Robert Laurenson and Vivek Trivedi, who jointly chair the BMA junior doctors’ committee, said the government seemed intent on letting the NHS “decline to the point of collapse”.

They highlighted a BMA survey that said more than half (53 percent) of the nearly 2,000 junior doctors who responded had received offers to move abroad in the past four months.

The government of South Australia state had even paid for advertising trucks to be sent to picket lines offering better pay if doctors emigrated, they claimed.

Thousands of hospital doctors walk out in latest UK strike

Laurenson and Trivedi said the government was refusing to reopen talks on pay, forcing them to stage “the longest single walkout by doctors in the NHS’s history”.

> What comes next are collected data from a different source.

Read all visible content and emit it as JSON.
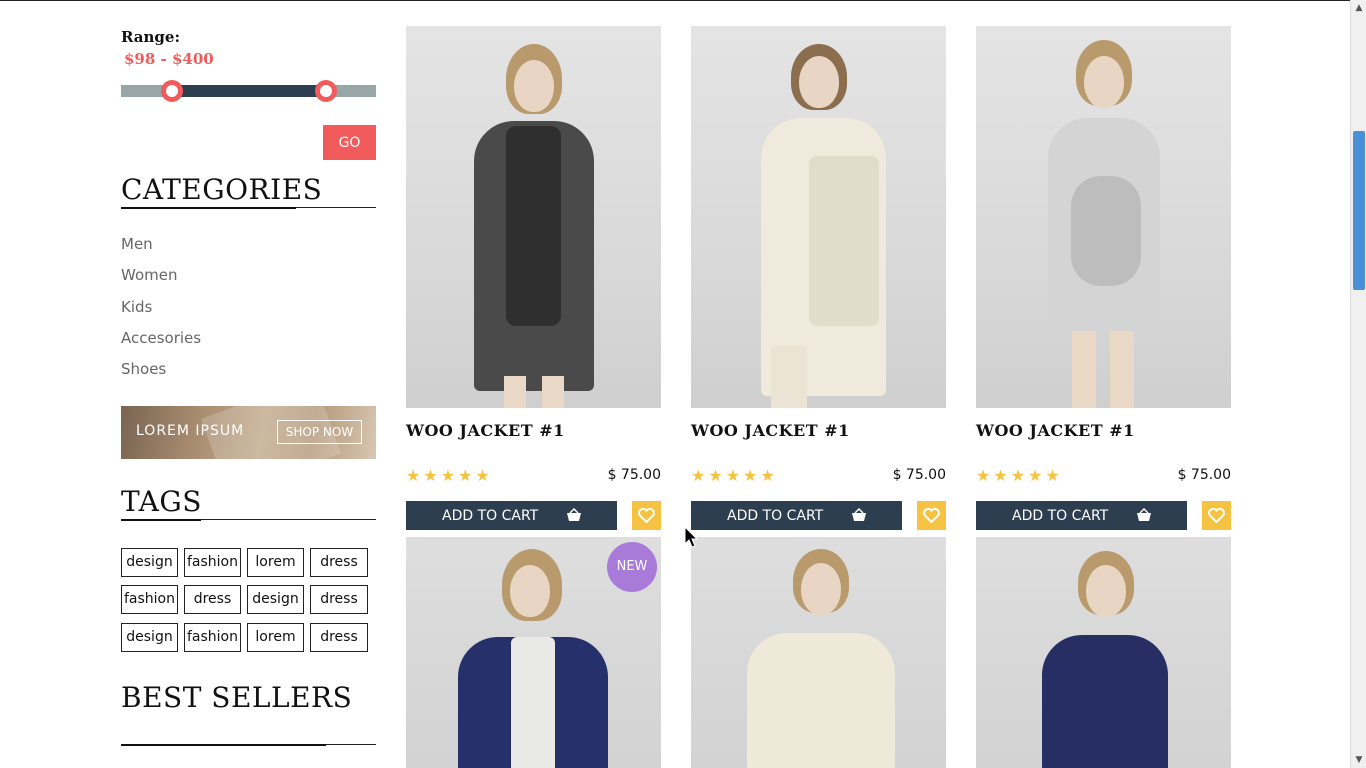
{
  "filter": {
    "range_label": "Range:",
    "range_value": "$98 - $400",
    "range_min": 98,
    "range_max": 400,
    "go_label": "GO"
  },
  "categories": {
    "heading": "CATEGORIES",
    "items": [
      "Men",
      "Women",
      "Kids",
      "Accesories",
      "Shoes"
    ]
  },
  "banner": {
    "text": "LOREM IPSUM",
    "button": "SHOP NOW"
  },
  "tags": {
    "heading": "TAGS",
    "items": [
      "design",
      "fashion",
      "lorem",
      "dress",
      "fashion",
      "dress",
      "design",
      "dress",
      "design",
      "fashion",
      "lorem",
      "dress"
    ]
  },
  "best_sellers": {
    "heading": "BEST SELLERS"
  },
  "products": [
    {
      "title": "WOO JACKET #1",
      "stars": "★★★★★",
      "price": "$ 75.00",
      "cart_label": "ADD TO CART"
    },
    {
      "title": "WOO JACKET #1",
      "stars": "★★★★★",
      "price": "$ 75.00",
      "cart_label": "ADD TO CART"
    },
    {
      "title": "WOO JACKET #1",
      "stars": "★★★★★",
      "price": "$ 75.00",
      "cart_label": "ADD TO CART"
    }
  ],
  "second_row": {
    "badge": "NEW"
  },
  "colors": {
    "accent": "#f25b5b",
    "navy": "#2e3e51",
    "yellow": "#f5c341",
    "badge_purple": "#a97bd8"
  },
  "icons": [
    "basket-icon",
    "heart-icon",
    "scroll-up-arrow",
    "scroll-down-arrow",
    "mouse-cursor"
  ]
}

The strike could be averted if the government comes up with a “credible offer” on pay restoration, they added.

A series of strikes by doctors, nurses and other medical staff over below-inflation pay rises and conditions has hit patient care, forcing the cancellation or rescheduling of appointments.

Health officials say it has disrupted services, just as the service battles to clear a huge backlog in treatment caused by years of under-funding and under-staffing, and by the Covid pandemic.

The NHS marks its 75th anniversary on July 5. Funded by general taxation, it was set up in 1948 to provide free health care “from the cradle to the grave”.